Sea como fuere, el contacto entre estos pueblos filisteos (egeos o micénicos) y los israelitas -incluso con el pueblo de Abraham-,
parece que era ancestral. Así la Biblia cita claramente pactos entre ese patriarca de los judíos y el rey de los "philisteos" al que
denomina Abimeleq. Del mismo modo que menciona iguales alianzas habidas entre el hijo de Abraham (Isaac) y el descendiente de
Abimeleq -al que da un mismo nombre que su padre-. Hechos estos que se recogen en el Génesis (XX y XXVI) y que determinan
claramente que entre los judíos y aquellas gentes que consideramos eran los egeos de Creta (pelasgos minóicos) había una estrecha
unión. Tanta que se dice claramente en el Antiguo Testamento que Abraham y su hijo Isaac habitaron en los dominios de aquellos
reyes Abimeleq. Un territorio llamado Gerar y que les fue cedido por el rey de los filisteos, con los que pactaron y se mantuvieron en
paz. Área que consideramos eran tierras dominadas o gobernadas por los minóicos o los cretochipriotas entre los siglos XVIII al XVI
a.C. (cuando podemos situar la existencia legendaria e histórica de los mencionados patriarcas Abraham e Isaác).
.
Indicando todo ello el estrecho lazo existente entre el pueblo de Israel y el cretochipriota del II milenio a.C.; el filisteo, cuyo comercio se
centraba en la venta de metales a Egipto; por lo que obligadamente hemos de suponer que unos y otros tenían asentamientos en la
zona central de Oriente Medio. Puertos desde donde cargar y descargar los minoicos sus mercancías, para lo que necesariamente
habrían de pactar con los pueblos mercaderes y que vivían en este área. Gentes dedicados a las caravanas y al pastoreo, cuya
riqueza procedia en gran parte del comercio y de organizar viajes para intermediar entre Mesopotamia y Oriente Medio (Creta, Egipto y
Babilonia). Siendo históricamente comprensibles y plausibles los hechos que nos narra el Antiguo Testamento, al exponer que
Abraham e Isaac se establecieron en tierras de los filisteos, donde pactaron para vivir con ellos, gracias a lo que logran un gran
progreso. Todo lo que con seguridad se refiere a un comercio común establecido desde los siglos XVIII al XVI a.C. entre los minoicos y
las tribus canaanitas más avanzadas, procedentes de Mesopotamia (los pueblos llamados abrahámicos).
.
4)- DE LOS DANAOS Y LA TRIBU DE DAN; DE LOS FILISTEOS Y GOLIAT (los descendientes de Micenas afincados en Canaán
y su aportación a la apertura de rutas comerciales hacia Tartessos).

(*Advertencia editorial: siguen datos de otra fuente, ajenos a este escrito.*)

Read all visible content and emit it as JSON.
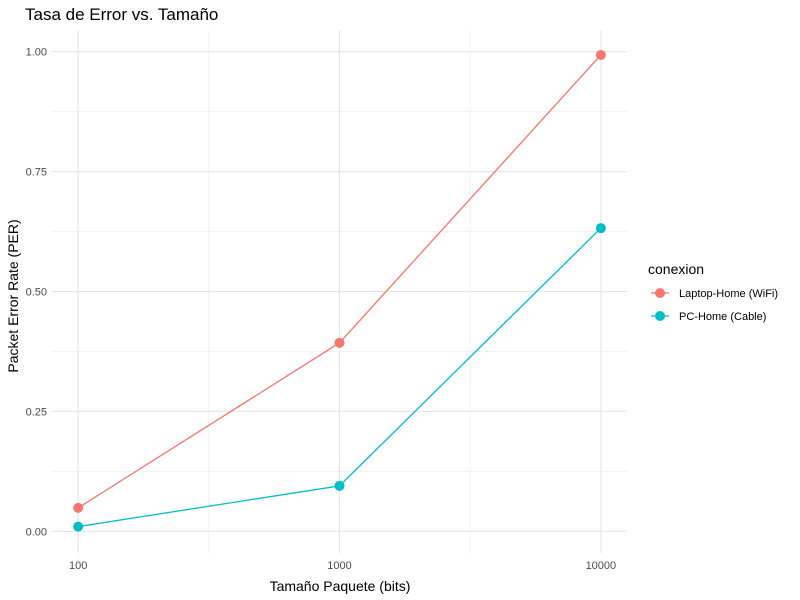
{
  "chart_data": {
    "type": "line",
    "title": "Tasa de Error vs. Tamaño",
    "xlabel": "Tamaño Paquete (bits)",
    "ylabel": "Packet Error Rate (PER)",
    "x_scale": "log10",
    "xlim": [
      100,
      10000
    ],
    "ylim": [
      0,
      1
    ],
    "x_ticks": [
      100,
      1000,
      10000
    ],
    "x_tick_labels": [
      "100",
      "1000",
      "10000"
    ],
    "y_ticks": [
      0,
      0.25,
      0.5,
      0.75,
      1.0
    ],
    "y_tick_labels": [
      "0.00",
      "0.25",
      "0.50",
      "0.75",
      "1.00"
    ],
    "grid": true,
    "legend": {
      "title": "conexion",
      "placement": "right"
    },
    "series": [
      {
        "name": "Laptop-Home (WiFi)",
        "color": "#F8766D",
        "x": [
          100,
          1000,
          10000
        ],
        "y": [
          0.049,
          0.393,
          0.993
        ]
      },
      {
        "name": "PC-Home (Cable)",
        "color": "#00BFC4",
        "x": [
          100,
          1000,
          10000
        ],
        "y": [
          0.01,
          0.095,
          0.632
        ]
      }
    ]
  }
}
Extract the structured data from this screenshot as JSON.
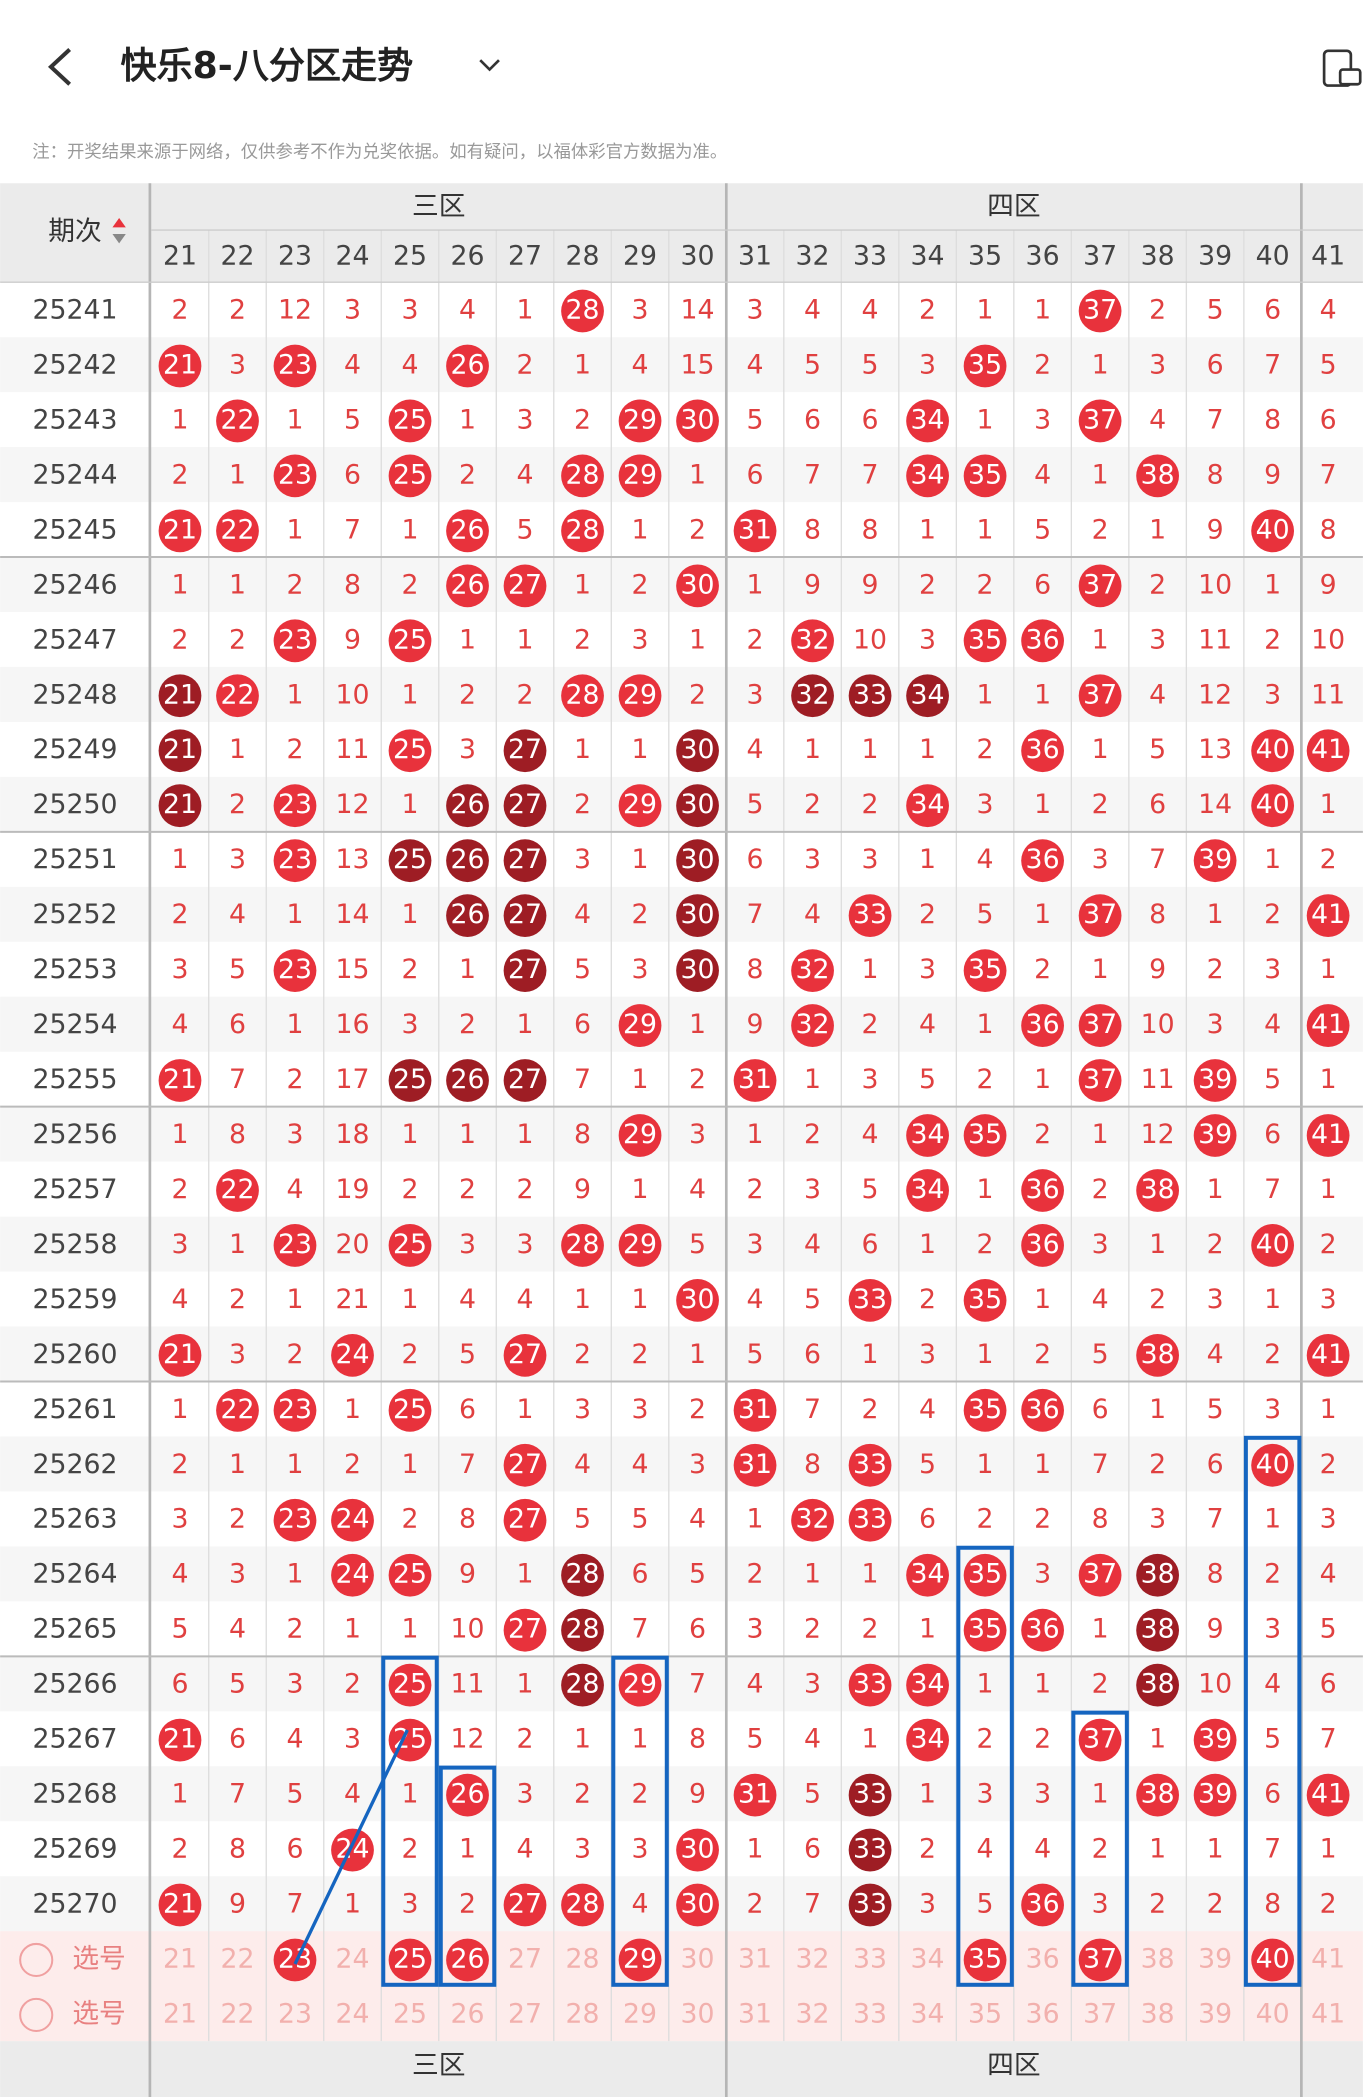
{
  "header": {
    "title": "快乐8-八分区走势",
    "note": "注：开奖结果来源于网络，仅供参考不作为兑奖依据。如有疑问，以福体彩官方数据为准。"
  },
  "table": {
    "issue_label": "期次",
    "zones": [
      "三区",
      "四区"
    ],
    "select_label": "选号",
    "columns": [
      21,
      22,
      23,
      24,
      25,
      26,
      27,
      28,
      29,
      30,
      31,
      32,
      33,
      34,
      35,
      36,
      37,
      38,
      39,
      40,
      41
    ],
    "hit_color": "#e8323c",
    "dark_color": "#9e1d24",
    "rows": [
      {
        "issue": "25241",
        "values": [
          2,
          2,
          12,
          3,
          3,
          4,
          1,
          28,
          3,
          14,
          3,
          4,
          4,
          2,
          1,
          1,
          37,
          2,
          5,
          6,
          4
        ],
        "red": [
          28,
          37
        ],
        "dark": []
      },
      {
        "issue": "25242",
        "values": [
          21,
          3,
          23,
          4,
          4,
          26,
          2,
          1,
          4,
          15,
          4,
          5,
          5,
          3,
          35,
          2,
          1,
          3,
          6,
          7,
          5
        ],
        "red": [
          21,
          23,
          26,
          35
        ],
        "dark": []
      },
      {
        "issue": "25243",
        "values": [
          1,
          22,
          1,
          5,
          25,
          1,
          3,
          2,
          29,
          30,
          5,
          6,
          6,
          34,
          1,
          3,
          37,
          4,
          7,
          8,
          6
        ],
        "red": [
          22,
          25,
          29,
          30,
          34,
          37
        ],
        "dark": []
      },
      {
        "issue": "25244",
        "values": [
          2,
          1,
          23,
          6,
          25,
          2,
          4,
          28,
          29,
          1,
          6,
          7,
          7,
          34,
          35,
          4,
          1,
          38,
          8,
          9,
          7
        ],
        "red": [
          23,
          25,
          28,
          29,
          34,
          35,
          38
        ],
        "dark": []
      },
      {
        "issue": "25245",
        "values": [
          21,
          22,
          1,
          7,
          1,
          26,
          5,
          28,
          1,
          2,
          31,
          8,
          8,
          1,
          1,
          5,
          2,
          1,
          9,
          40,
          8
        ],
        "red": [
          21,
          22,
          26,
          28,
          31,
          40
        ],
        "dark": []
      },
      {
        "issue": "25246",
        "values": [
          1,
          1,
          2,
          8,
          2,
          26,
          27,
          1,
          2,
          30,
          1,
          9,
          9,
          2,
          2,
          6,
          37,
          2,
          10,
          1,
          9
        ],
        "red": [
          26,
          27,
          30,
          37
        ],
        "dark": []
      },
      {
        "issue": "25247",
        "values": [
          2,
          2,
          23,
          9,
          25,
          1,
          1,
          2,
          3,
          1,
          2,
          32,
          10,
          3,
          35,
          36,
          1,
          3,
          11,
          2,
          10
        ],
        "red": [
          23,
          25,
          32,
          35,
          36
        ],
        "dark": []
      },
      {
        "issue": "25248",
        "values": [
          21,
          22,
          1,
          10,
          1,
          2,
          2,
          28,
          29,
          2,
          3,
          32,
          33,
          34,
          1,
          1,
          37,
          4,
          12,
          3,
          11
        ],
        "red": [
          22,
          28,
          29,
          37
        ],
        "dark": [
          21,
          32,
          33,
          34
        ]
      },
      {
        "issue": "25249",
        "values": [
          21,
          1,
          2,
          11,
          25,
          3,
          27,
          1,
          1,
          30,
          4,
          1,
          1,
          1,
          2,
          36,
          1,
          5,
          13,
          40,
          41
        ],
        "red": [
          25,
          36,
          40,
          41
        ],
        "dark": [
          21,
          27,
          30
        ]
      },
      {
        "issue": "25250",
        "values": [
          21,
          2,
          23,
          12,
          1,
          26,
          27,
          2,
          29,
          30,
          5,
          2,
          2,
          34,
          3,
          1,
          2,
          6,
          14,
          40,
          1
        ],
        "red": [
          23,
          29,
          34,
          40
        ],
        "dark": [
          21,
          26,
          27,
          30
        ]
      },
      {
        "issue": "25251",
        "values": [
          1,
          3,
          23,
          13,
          25,
          26,
          27,
          3,
          1,
          30,
          6,
          3,
          3,
          1,
          4,
          36,
          3,
          7,
          39,
          1,
          2
        ],
        "red": [
          23,
          36,
          39
        ],
        "dark": [
          25,
          26,
          27,
          30
        ]
      },
      {
        "issue": "25252",
        "values": [
          2,
          4,
          1,
          14,
          1,
          26,
          27,
          4,
          2,
          30,
          7,
          4,
          33,
          2,
          5,
          1,
          37,
          8,
          1,
          2,
          41
        ],
        "red": [
          33,
          37,
          41
        ],
        "dark": [
          26,
          27,
          30
        ]
      },
      {
        "issue": "25253",
        "values": [
          3,
          5,
          23,
          15,
          2,
          1,
          27,
          5,
          3,
          30,
          8,
          32,
          1,
          3,
          35,
          2,
          1,
          9,
          2,
          3,
          1
        ],
        "red": [
          23,
          32,
          35
        ],
        "dark": [
          27,
          30
        ]
      },
      {
        "issue": "25254",
        "values": [
          4,
          6,
          1,
          16,
          3,
          2,
          1,
          6,
          29,
          1,
          9,
          32,
          2,
          4,
          1,
          36,
          37,
          10,
          3,
          4,
          41
        ],
        "red": [
          29,
          32,
          36,
          37,
          41
        ],
        "dark": []
      },
      {
        "issue": "25255",
        "values": [
          21,
          7,
          2,
          17,
          25,
          26,
          27,
          7,
          1,
          2,
          31,
          1,
          3,
          5,
          2,
          1,
          37,
          11,
          39,
          5,
          1
        ],
        "red": [
          21,
          31,
          37,
          39
        ],
        "dark": [
          25,
          26,
          27
        ]
      },
      {
        "issue": "25256",
        "values": [
          1,
          8,
          3,
          18,
          1,
          1,
          1,
          8,
          29,
          3,
          1,
          2,
          4,
          34,
          35,
          2,
          1,
          12,
          39,
          6,
          41
        ],
        "red": [
          29,
          34,
          35,
          39,
          41
        ],
        "dark": []
      },
      {
        "issue": "25257",
        "values": [
          2,
          22,
          4,
          19,
          2,
          2,
          2,
          9,
          1,
          4,
          2,
          3,
          5,
          34,
          1,
          36,
          2,
          38,
          1,
          7,
          1
        ],
        "red": [
          22,
          34,
          36,
          38
        ],
        "dark": []
      },
      {
        "issue": "25258",
        "values": [
          3,
          1,
          23,
          20,
          25,
          3,
          3,
          28,
          29,
          5,
          3,
          4,
          6,
          1,
          2,
          36,
          3,
          1,
          2,
          40,
          2
        ],
        "red": [
          23,
          25,
          28,
          29,
          36,
          40
        ],
        "dark": []
      },
      {
        "issue": "25259",
        "values": [
          4,
          2,
          1,
          21,
          1,
          4,
          4,
          1,
          1,
          30,
          4,
          5,
          33,
          2,
          35,
          1,
          4,
          2,
          3,
          1,
          3
        ],
        "red": [
          30,
          33,
          35
        ],
        "dark": []
      },
      {
        "issue": "25260",
        "values": [
          21,
          3,
          2,
          24,
          2,
          5,
          27,
          2,
          2,
          1,
          5,
          6,
          1,
          3,
          1,
          2,
          5,
          38,
          4,
          2,
          41
        ],
        "red": [
          21,
          24,
          27,
          38,
          41
        ],
        "dark": []
      },
      {
        "issue": "25261",
        "values": [
          1,
          22,
          23,
          1,
          25,
          6,
          1,
          3,
          3,
          2,
          31,
          7,
          2,
          4,
          35,
          36,
          6,
          1,
          5,
          3,
          1
        ],
        "red": [
          22,
          23,
          25,
          31,
          35,
          36
        ],
        "dark": []
      },
      {
        "issue": "25262",
        "values": [
          2,
          1,
          1,
          2,
          1,
          7,
          27,
          4,
          4,
          3,
          31,
          8,
          33,
          5,
          1,
          1,
          7,
          2,
          6,
          40,
          2
        ],
        "red": [
          27,
          31,
          33,
          40
        ],
        "dark": []
      },
      {
        "issue": "25263",
        "values": [
          3,
          2,
          23,
          24,
          2,
          8,
          27,
          5,
          5,
          4,
          1,
          32,
          33,
          6,
          2,
          2,
          8,
          3,
          7,
          1,
          3
        ],
        "red": [
          23,
          24,
          27,
          32,
          33
        ],
        "dark": []
      },
      {
        "issue": "25264",
        "values": [
          4,
          3,
          1,
          24,
          25,
          9,
          1,
          28,
          6,
          5,
          2,
          1,
          1,
          34,
          35,
          3,
          37,
          38,
          8,
          2,
          4
        ],
        "red": [
          24,
          25,
          34,
          35,
          37
        ],
        "dark": [
          28,
          38
        ]
      },
      {
        "issue": "25265",
        "values": [
          5,
          4,
          2,
          1,
          1,
          10,
          27,
          28,
          7,
          6,
          3,
          2,
          2,
          1,
          35,
          36,
          1,
          38,
          9,
          3,
          5
        ],
        "red": [
          27,
          35,
          36
        ],
        "dark": [
          28,
          38
        ]
      },
      {
        "issue": "25266",
        "values": [
          6,
          5,
          3,
          2,
          25,
          11,
          1,
          28,
          29,
          7,
          4,
          3,
          33,
          34,
          1,
          1,
          2,
          38,
          10,
          4,
          6
        ],
        "red": [
          25,
          29,
          33,
          34
        ],
        "dark": [
          28,
          38
        ]
      },
      {
        "issue": "25267",
        "values": [
          21,
          6,
          4,
          3,
          25,
          12,
          2,
          1,
          1,
          8,
          5,
          4,
          1,
          34,
          2,
          2,
          37,
          1,
          39,
          5,
          7
        ],
        "red": [
          21,
          25,
          34,
          37,
          39
        ],
        "dark": []
      },
      {
        "issue": "25268",
        "values": [
          1,
          7,
          5,
          4,
          1,
          26,
          3,
          2,
          2,
          9,
          31,
          5,
          33,
          1,
          3,
          3,
          1,
          38,
          39,
          6,
          41
        ],
        "red": [
          26,
          31,
          38,
          39,
          41
        ],
        "dark": [
          33
        ]
      },
      {
        "issue": "25269",
        "values": [
          2,
          8,
          6,
          24,
          2,
          1,
          4,
          3,
          3,
          30,
          1,
          6,
          33,
          2,
          4,
          4,
          2,
          1,
          1,
          7,
          1
        ],
        "red": [
          24,
          30
        ],
        "dark": [
          33
        ]
      },
      {
        "issue": "25270",
        "values": [
          21,
          9,
          7,
          1,
          3,
          2,
          27,
          28,
          4,
          30,
          2,
          7,
          33,
          3,
          5,
          36,
          3,
          2,
          2,
          8,
          2
        ],
        "red": [
          21,
          27,
          28,
          30,
          36
        ],
        "dark": [
          33
        ]
      }
    ],
    "selected": [
      23,
      25,
      26,
      29,
      35,
      37,
      40
    ]
  }
}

Por cuanto decimos, creemos que podría identificarse perfectamente este Abilemec con antiquísimos monarcas micénios, cuyos más
arcaicos representantes comunmente se recuerdan con el nombre de Melisos o Meliseos. Por considerar el mito minóico que el
comienzo de la civilización se produjo gracias a un gobernante que enseñó la apicultura y de allí, que los primeros reyes legendarios
(de Creta) tuvieran un nombre relacionado con las abejas o la miel. Siendo así, identificamos el Abimelec bíblico con el Abas-Meliseo
de Creta, el monarca más antiguo de aquella isla y padre de la civilización minoica. Algo que confirmaría el pleno contacto de los
israelitas con los micénios desde tiempos inmemoriales y que explicaría por qué encontraron refugio en sus tierras. Por su parte y
sobre estos llegados desde el Egeo y asentados entre los judíos hacia el 1180 a.C.; sabemos a través de los restos hallados en los
yacimientos, que eran de origen micénico. Ya que las cerámicas y los objetos que aparecen en tierras de los mencionados Filisteos -de
los Dan (danaos) y otras gentes huidas hasta las costas de Israel en el siglo XII a.C.- son claramente micénicas (cretochipriotas o
anatólicas).
.
Ello concuerda con lo que mencionan Las Sagradas Escrituras hablando Jeremías de que los filisteos eran "un resto de los de Kaftor".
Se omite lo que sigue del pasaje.